Cat bond fund performance likely to remain elevated: Plenum
Plenum Investments maintains its “higher for longer” outlook for catastrophe bond investment returns, saying that even though cat bond risk spreads may have dropped since their peak, this is still an attractive point to enter the market and fixed income investors should seriously consider the asset class.
Catastrophe bond market returns remain on track to set a significant record in 2023 and cat bond funds have already delivered over 11% year-to-date.
Specialist investment manager Plenum Investments believes the performance will continue at similarly high-levels, as reinsurance premiums remain elevated and the floating-rate return that cat bond investments benefit from is also substantial at this time.
“Given the 22-year high in the floating base rate of CAT Bonds and a continued hard reinsurance market, performance is likely to remain at this elevated level,” Plenum explained.
Going on to explain the floating-rate benefit, alongside other reinsurance market specific factors.
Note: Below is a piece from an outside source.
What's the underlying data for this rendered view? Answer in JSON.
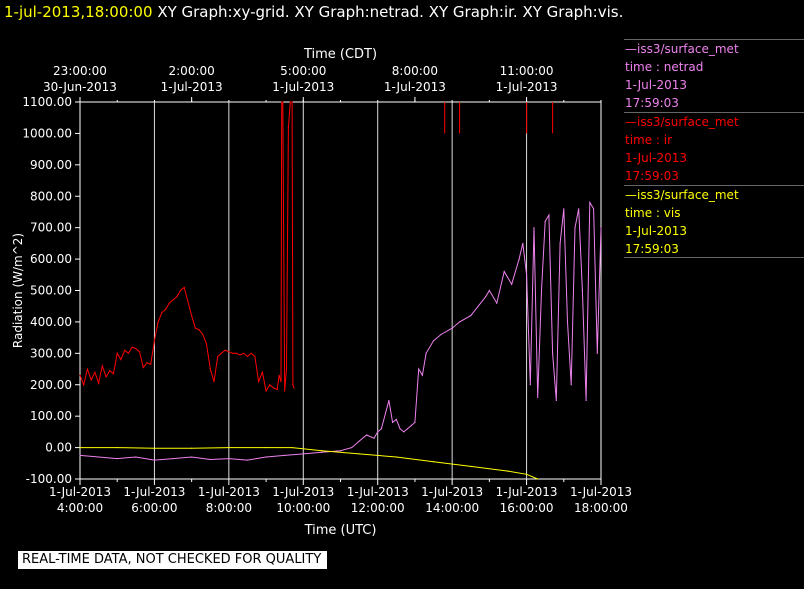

“These securities generate the variable base interest rate of currently 5.4% which is the highest level since 2001. In addition, reinsurance rates remain at an elevated level. This year’s tornado and other natural catastrophe losses and adjustments to risk models continue to drive reinsurance premiums.
“Hence, we maintain our “Higher for longer” expectation,” the asset manager stated.
With gross yields of around 13.5%, cat bond investors are maintaining their allocations to the space, Plenum says.
But notes that while risk spreads may have dropped from their peak, “For those investors who missed the opportunity to enter CAT bonds, the CAT bond market still offers a very good entry point.”
Catastrophe bonds have once again demonstrated their relative lack of correlation to the broader financial markets, while the increased returns possible are now set to compensate investors even when major catastrophes do occur, Plenum believes.
The asset manager explained, “The CAT bond market return YTD would approximately compensate a potential major loss in the reinsurance market such as e.g. the equivalent of the 1906 earthquake in San Francisco or a category 5 hurricane in Miami.”
Adding, “Against the backdrop of challenging and volatile traditional fixed market conditions and historically high CAT bond coupons, fixed income investors will seriously need to consider CAT bonds.”